All is not lightness in Venice. A furor has erupted among German architects over whether or not to demolish the country’s Nazi-style pavilion in the Giardini. If the monstrous building is allowed to stand, decades after it was horribly Nazified in 1938, German artists and architects will be permanently punished for the heaviness of their country's past sins.
This weekend, members of Beesley’s team leave Toronto for Venice to begin construction in the Canadian pavilion. Beesley joins them next week, along with some 30 architecture- and art-student volunteers from across Europe. They’re gathering, says Beesley, to participate in a labour-intensive “quilting bee” that will produce an inhabitable kinetic sculpture. Hylozoic Ground is electronically wired to recoil from or reach out to a visitor. Architecture that feels? Not yet. But design might some day show its feelings toward human beings and respond emotionally. Given that we’re drowning in lifeless, aesthetically bankrupt architecture, that’s an ambition worth exploring.
For now, as experienced recently during a sneak preview at the Design Exchange in downtown Toronto, the beautiful mutant designs by Beesley move unpredictably and without warning. The lightweight components are made of acrylic – true, that’s an eco-pity – and the myriad pieces are fitted with microprocessors and proximity sensors. Imagine tens of thousands of white fronds and whiskers responding shyly in an exhibition hall packed with people.

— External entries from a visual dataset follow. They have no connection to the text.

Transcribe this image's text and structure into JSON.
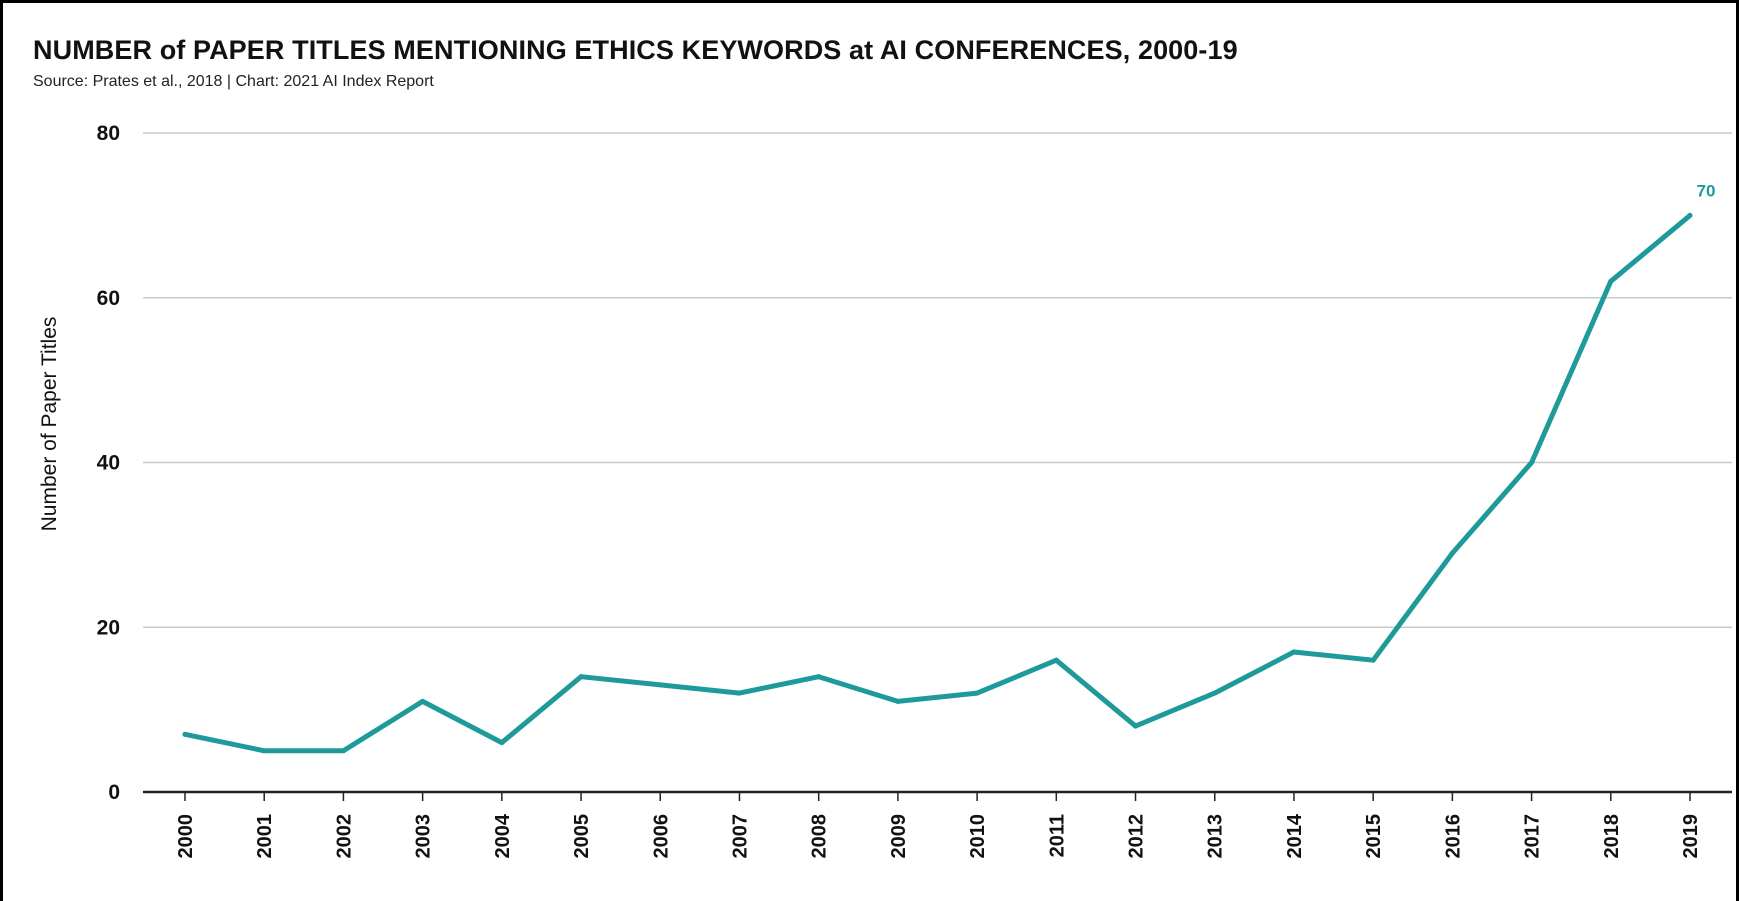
{
  "chart_data": {
    "type": "line",
    "title": "NUMBER of PAPER TITLES MENTIONING ETHICS KEYWORDS at AI CONFERENCES, 2000-19",
    "subtitle": "Source: Prates et al., 2018 | Chart: 2021 AI Index Report",
    "xlabel": "",
    "ylabel": "Number of Paper Titles",
    "categories": [
      "2000",
      "2001",
      "2002",
      "2003",
      "2004",
      "2005",
      "2006",
      "2007",
      "2008",
      "2009",
      "2010",
      "2011",
      "2012",
      "2013",
      "2014",
      "2015",
      "2016",
      "2017",
      "2018",
      "2019"
    ],
    "series": [
      {
        "values": [
          7,
          5,
          5,
          11,
          6,
          14,
          13,
          12,
          14,
          11,
          12,
          16,
          8,
          12,
          17,
          16,
          29,
          40,
          62,
          70
        ],
        "color": "#1e9a9b"
      }
    ],
    "ylim": [
      0,
      80
    ],
    "yticks": [
      "0",
      "20",
      "40",
      "60",
      "80"
    ],
    "grid": true,
    "data_labels": [
      {
        "index": 19,
        "text": "70"
      }
    ]
  }
}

Throughout the ages, architecture has almost always been heavy – firmly rooted in principles of solidity and durability. But Hylozoic Ground has its creative roots in the study of geotextiles begun some 15 years ago when Beesley, then a young Prix de Rome scholar, was assisting with excavations on the Palatine, the spread of hilltops that overlooks the ancient Roman Forum. Since then, he’s created lightweight geodesic systems that seem to float above or grow out of the ground. For Haystack Veil (1998), Beesley cut and bundled 30,000 sapling twigs, applying his obsessive passion for finding new forms of architecture to construct a rustic perforated blanket, measuring one-quarter of an acre, on the edge of the Atlantic Ocean in Maine.